Morre Marcelly Malta, pioneira na defesa de travestis no RS. A ativista faleceu neste sábado (4), aos 75 anos, em Porto Alegre. A informação foi divulgada pela ONG Igualdade – Associação de Travestis e Transexuais do Rio Grande do Sul, fundada por ela no final dos anos 1990.
Nascida em Mato Leitão, no interior do Rio Grande do Sul, Marcelly Malta Lisboa se mudou para a capital na adolescência. Com ajuda de freiras franciscanas, estudou e trabalhou como enfermeira na Santa Casa de Porto Alegre, um sonho de infância inspirado por uma tia que também era enfermeira.
Além dos plantões no hospital, Marcelly atuou como prostituta nas ruas e boates de Porto Alegre. Nesse ambiente, conheceu travestis e assistiu a shows, mas também enfrentou violência e discriminação. Essa experiência marcou o início de sua trajetória como ativista.
Em nota, a ONG Igualdade a descreveu como “uma mulher travesti de coragem, força e dignidade” e uma “guerreira incansável na luta pelos direitos da população trans e travesti do Brasil”.
Em 2011, aos 60 anos, Marcelly presidia o Conselho Municipal de Direitos Humanos de Porto Alegre. Na ocasião, conseguiu na Justiça o direito de retificar o nome no registro civil. A conquista abriu precedentes para outras pessoas trans em todo o país.
Sete anos depois, em 2018, o STF (Supremo Tribunal Federal) reconheceu o direito de transexuais alterarem a identidade de gênero e o nome sem necessidade de cirurgia de redesignação sexual. Na época, Marcelly disse: “Parece que nasci novamente. Fico muito orgulhosa de poder saber que daqui para frente outras travestis poderão evitar constrangimentos”.
Na década de 1990, Marcelly passou pela Europa como trabalhadora sexual. “Não foi o estado que me deu o que tenho, foi a prostituição”, afirmou em entrevista ao TravaTalk Podcast há um ano. Na mesma conversa, relatou violências sofridas em prisões em Porto Alegre, onde foi encarcerada durante a ditadura militar sob acusação de vadiagem.
De volta ao Brasil, sua atuação no Gapa (Grupo de Apoio à Prevenção da Aids) a tornou influente entre as travestis da capital gaúcha. Ela tinha acesso a informações sobre prevenção e tratamento contra a Aids, o que fortaleceu sua liderança no movimento.
Várias organizações LGBTQIA+ lamentaram a morte e destacaram seu pioneirismo.

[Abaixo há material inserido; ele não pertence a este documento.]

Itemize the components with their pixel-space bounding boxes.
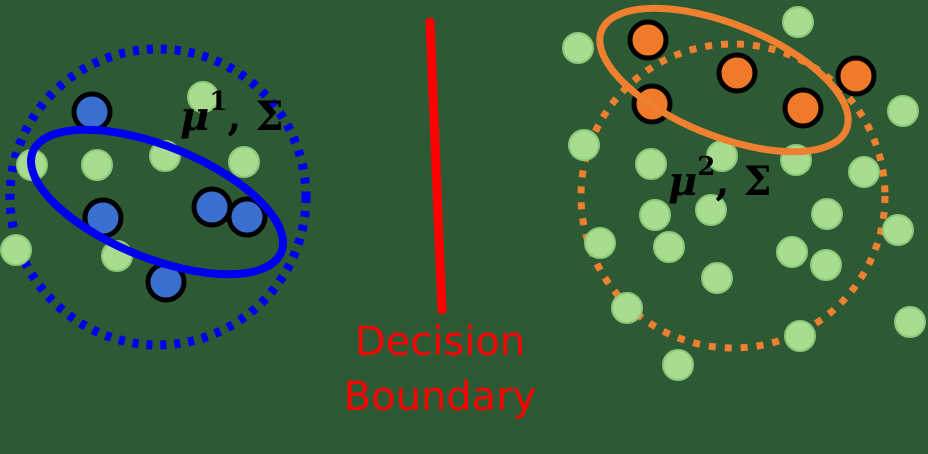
unlabeled-point	[894, 306, 926, 338]
unlabeled-point	[810, 249, 842, 281]
class1-points	[71, 91, 268, 303]
class1-point	[226, 196, 268, 238]
unlabeled-point	[81, 149, 113, 181]
unlabeled-point	[695, 194, 727, 226]
unlabeled-point	[662, 349, 694, 381]
unlabeled-point	[887, 95, 919, 127]
class1-point	[191, 186, 233, 228]
class2-point	[782, 87, 824, 129]
class2-label: μ2, Σ	[668, 152, 772, 205]
decision-boundary-label-line2: Boundary	[344, 374, 537, 420]
unlabeled-point	[882, 214, 914, 246]
class1-mu: μ	[180, 93, 209, 140]
class1-label: μ1, Σ	[180, 87, 284, 140]
unlabeled-point	[811, 198, 843, 230]
unlabeled-point	[653, 231, 685, 263]
class2-ellipse	[596, 4, 852, 156]
class2-mu-superscript: 2	[697, 152, 715, 182]
class2-point	[627, 19, 669, 61]
class1-ellipse	[26, 125, 288, 279]
unlabeled-point	[848, 156, 880, 188]
unlabeled-point	[228, 146, 260, 178]
unlabeled-point	[782, 6, 814, 38]
unlabeled-point	[0, 234, 32, 266]
decision-boundary-line	[425, 17, 447, 315]
class1-sigma: , Σ	[227, 93, 283, 140]
unlabeled-point	[584, 227, 616, 259]
unlabeled-point	[611, 292, 643, 324]
class2-points	[627, 19, 877, 129]
unlabeled-point	[562, 32, 594, 64]
unlabeled-point	[568, 129, 600, 161]
class2-mu: μ	[668, 158, 697, 205]
decision-boundary-label-line1: Decision	[355, 319, 525, 365]
class1-point	[71, 91, 113, 133]
unlabeled-point	[639, 199, 671, 231]
class2-point	[835, 55, 877, 97]
unlabeled-point	[635, 148, 667, 180]
unlabeled-point	[776, 236, 808, 268]
class2-sigma: , Σ	[715, 158, 771, 205]
unlabeled-point	[187, 81, 219, 113]
class1-mu-superscript: 1	[209, 87, 227, 117]
class2-point	[716, 52, 758, 94]
class1-covariance-circle	[5, 44, 311, 350]
class2-covariance-circle	[577, 40, 889, 352]
unlabeled-point	[701, 262, 733, 294]
unlabeled-point	[784, 320, 816, 352]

A Parada Livre de Porto Alegre afirmou que Marcelly “abriu caminhos, enfrentou violências, ajudou a organizar uma geração de ativistas”.
Toni Reis, diretor da Aliança Nacional LGBTI, disse que ela seguia atuando pela defesa do direito de envelhecer com dignidade. “Sua existência valeu a pena”, declarou.
A deputada federal Duda Salabert (PSOL-MG) afirmou que Marcelly teve uma reunião recente com sua equipe para discutir ações sobre empregabilidade trans. A deputada a chamou de “sobrevivente da ditadura” e “uma das pioneiras na militância contra o HIV/Aids”.
Marcelly também deu aulas de formação para agentes e delegados da Polícia Civil, a convite do governo estadual. Em entrevista ao podcast, aconselhou a população trans mais jovem a estudar e se emocionou ao falar sobre as homenagens que recebeu.
O velório ocorre neste domingo (5), das 7h às 12h, na Casa dos Conselhos de Porto Alegre.